Intervention de Didier Lemaire

Séance en hémicycle du jeudi 1er décembre 2022 à 15h00
Juridiction spécialisée dans les violences intrafamiliales — Discussion générale

Photo issue du site de l'Assemblée nationale ou de WikipediaDidier Lemaire :

En 2021, en France, plus d'une femme sur cinq et près d'un homme sur six, âgés de 18 à 74 ans, ont déclaré avoir subi une violence intrafamiliale – psychologique, physique ou sexuelle – avant l'âge de 15 ans. Plus d'une femme sur quatre et un homme sur cinq déclarent avoir subi au moins une fois, depuis l'âge de 15 ans, des violences psychologiques au sein du couple, infligées par leur partenaire.

Les violences intrafamiliales sont un fléau auquel on peine aujourd'hui à apporter une réponse judiciaire efficace. C'est d'ailleurs la raison pour laquelle la majorité travaille sur la question des violences intrafamiliales depuis plus de cinq ans : en effet, le Président de la République a fait de la lutte contre les violences faites aux femmes la priorité de son combat pour l'égalité entre les femmes et hommes. Ainsi, depuis 2017, d'importants efforts ont été fournis en la matière : déploiement d'outils de protection comme les téléphones grave danger et les bracelets antirapprochement, développement des formations délivrées aux magistrats, création des filières de l'urgence dans 123 tribunaux judiciaires. La politique pénale en matière de violences intrafamiliales s'est durcie, en témoignent le nombre de procédures rapides pour juger les auteurs de tels actes, en augmentation de 182 %, et le nombre de condamnations, en hausse de 99 %.

Mme la Première ministre a également confié à notre collègue Émilie Chandler, députée du groupe Renaissance, et à la sénatrice Dominique Vérien une mission dont l'objectif est de dresser un bilan du traitement judiciaire des violences intrafamiliales et de formuler des propositions concrètes pour mieux traiter ce contentieux. Pourtant, monsieur le rapporteur, vous avez choisi de déposer votre proposition de loi sans en attendre les résultats. Je connais votre implication sur ce sujet, comme celle de nos collègues Guillaume Vuilletet et Guillaume Gouffier Valente, et je comprends votre impatience.

Votre proposition de loi a le mérite d'exister, et je ne peux que me réjouir de votre initiative, qui s'inscrit finalement dans la même démarche que celles menées par le Gouvernement depuis plus de cinq ans. Votre texte vise à créer, dans le ressort de chacune des trente-six cours d'appel, un tribunal des violences intrafamiliales qui aurait à connaître des délits constitutifs d'une atteinte à l'intégrité de certaines personnes déterminées, et qui serait composé d'un juge aux violences intrafamiliales, d'un président et de deux assesseurs. J'ai également pris connaissance de vos amendements, examinés en commission des lois, visant à créer une formation dédiée au sein de chaque tribunal judiciaire. C'est bien, mais malheureusement incomplet.

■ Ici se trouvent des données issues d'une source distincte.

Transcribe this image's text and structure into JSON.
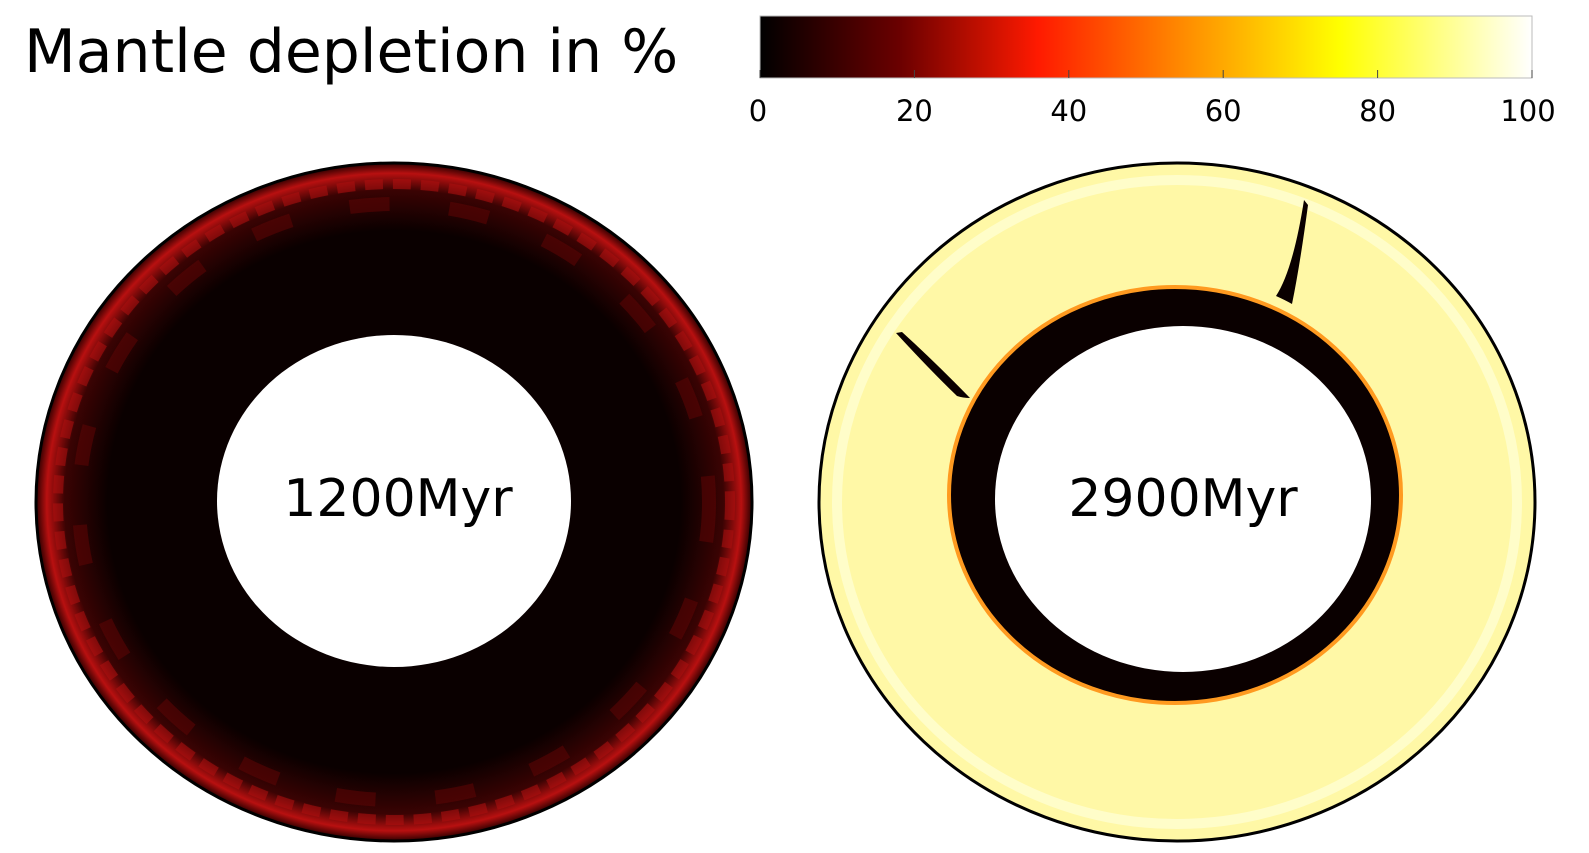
{
  "title": "Mantle depletion in %",
  "colorbar": {
    "min": 0,
    "max": 100,
    "ticks": [
      "0",
      "20",
      "40",
      "60",
      "80",
      "100"
    ],
    "colors": [
      "#000000",
      "#8b0000",
      "#ff1a00",
      "#ff8c00",
      "#ffff00",
      "#ffffff"
    ]
  },
  "panels": [
    {
      "time_label": "1200Myr",
      "outer_rim_color": "#d01010",
      "mantle_color": "#0a0000",
      "dominant_depletion": 2
    },
    {
      "time_label": "2900Myr",
      "outer_rim_color": "#fff9a8",
      "mantle_color": "#fffaa0",
      "inner_layer_color": "#0a0000",
      "dominant_depletion": 90
    }
  ]
}
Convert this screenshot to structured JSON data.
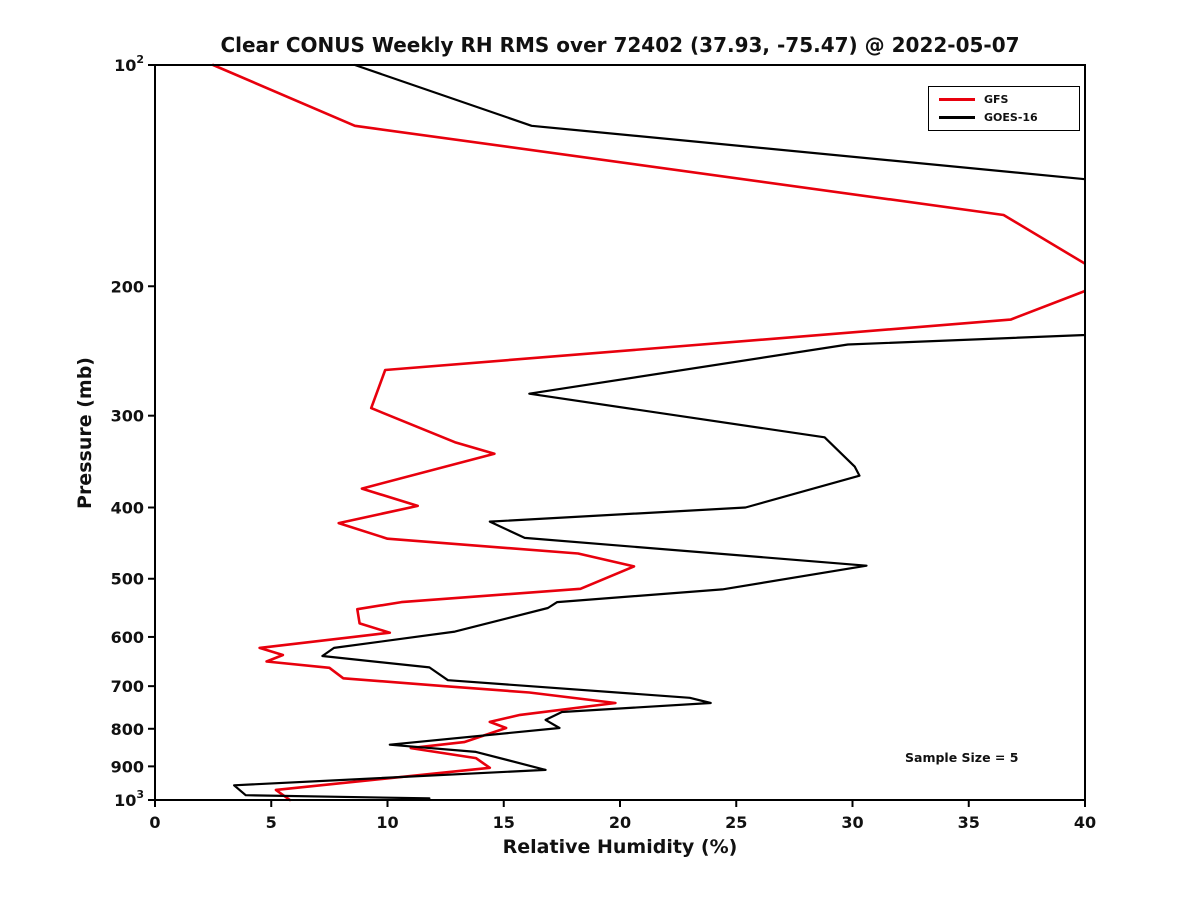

Ainsi, nous regrettons que vous omettiez le caractère très éclaté du contentieux des violences intrafamiliales – ou alors, que vous ayez choisi de ne traiter que partiellement le sujet, en retenant uniquement le champ pénal et une partie du champ civil, sans inclure, par exemple, l'ensemble des mesures éducatives.

Proposer de créer une juridiction spécialisée consacrée aux violences conjugales est un objectif louable, que nous partageons d'autant plus que le décloisonnement de ce contentieux nous semble être un axe majeur de l'efficacité d'un dispositif tendant à assurer un traitement plus rapide et plus efficace des violences intrafamiliales, et une meilleure prise en charge des victimes. Mais en l'état, la proposition de loi conduirait nécessairement, pour les acteurs de la justice, à un manque de vision globale de chaque dossier. Or ce n'est absolument pas ce dont les victimes ont besoin dans ces situations.

Dès lors, vous comprendrez, monsieur le rapporteur, que nous ne puissions pas voter en faveur de la proposition de loi que vous nous soumettez aujourd'hui. Afin qu'il n'y ait pas le moindre doute, je tiens à préciser que nous sommes évidemment prêts à continuer d'avancer, ensemble, sur ce sujet. Seulement, il nous paraît plus raisonnable d'attendre le résultat de la mission menée par nos collègues parlementaires, qui permettra non seulement de disposer d'un bilan du traitement judiciaire actuel de ce contentieux, mais également de formuler des propositions concrètes et adaptées.

En conséquence, le groupe Horizons et apparentés ne soutiendra pas le texte.